AUTHOR=Yang Yang , Liang Wei , Wang Yongjun , Peng Dechang , Gong Liang , Wang Na , Huang Zhongjie , Yang Weikang TITLE=Hippocampal atrophy in neurofunctional subfields in insomnia individuals JOURNAL=Frontiers in Neurology VOLUME=13 YEAR=2022 URL=https://www.frontiersin.org/journals/neurology/articles/10.3389/fneur.2022.1014244 DOI=10.3389/fneur.2022.1014244 ISSN=1664-2295 ABSTRACT=Objective

The aim of this study was to investigate the pattern of volume changes in neurofunctional hippocampal subfields in patients with insomnia and their associations with risk of development of insomnia.

Methods

A total of 120 patients with insomnia (78 females, 42 males; mean age ± standard deviation, 43.74 ± 13.02 years) and 120 good sleepers (67 females, 53 males; mean age, 42.69 ± 12.24 years) were recruited.
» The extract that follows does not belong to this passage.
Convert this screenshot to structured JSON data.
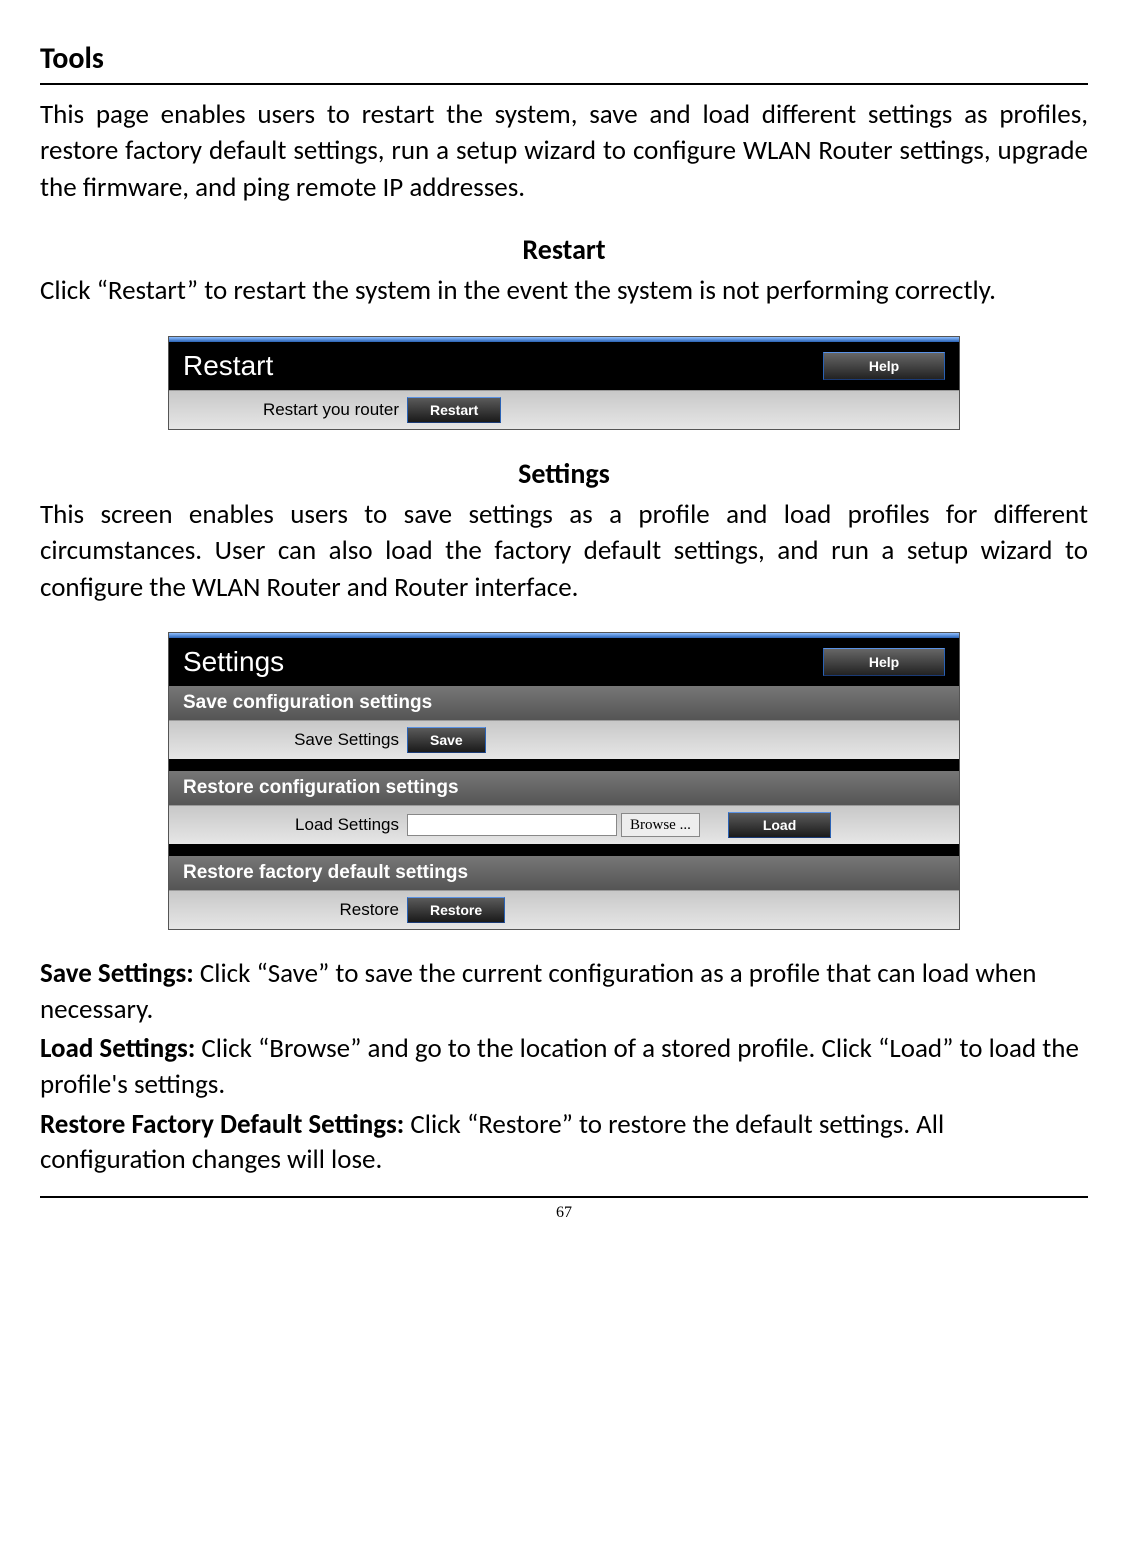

The left hippocampus was segmented into anterior (L1), middle (L2), and posterior (L3) subregions. The right hippocampus was segmented into top anterior (R1), second top anterior (R2), middle (R3), posterior (R4), and last posterior (R5) subregions. Multivariate logistic regression was used to evaluate the associations of hippocampal volume (HV) of each subfield with the risk of the development of insomnia. Mediation analyses were performed to evaluate mediated associations among post-insomnia negative emotion, insomnia severity, and HV atrophy. A visual easy-to-deploy risk nomogram was used for individual prediction of risk of development of insomnia.

Results

Hippocampal volume atrophy was identified in the L1, R1, and R2 subregions. L1 and R2 volume atrophy each predisposed to an ~3-fold higher risk of insomnia (L1, odds ratio: 2.90, 95% confidence intervals: [1.24, 6.76], p = 0.014; R2, 2.72 [1.19, 6.20], p = 0.018). Anxiety fully mediates the causal path of insomnia severity leading to R1 volume atrophy with a positive effect. We developed a practical and visual competing risk-nomogram tool for individual prediction of insomnia risk, which stratifies individuals into different levels of insomnia risk with the highest prediction accuracy of 97.4% and an average C-statistic of 0.83.

Conclusion

Hippocampal atrophy in specific neurofunctional subfields was not only found to be associated with insomnia but also a significant risk factor predicting development of insomnia.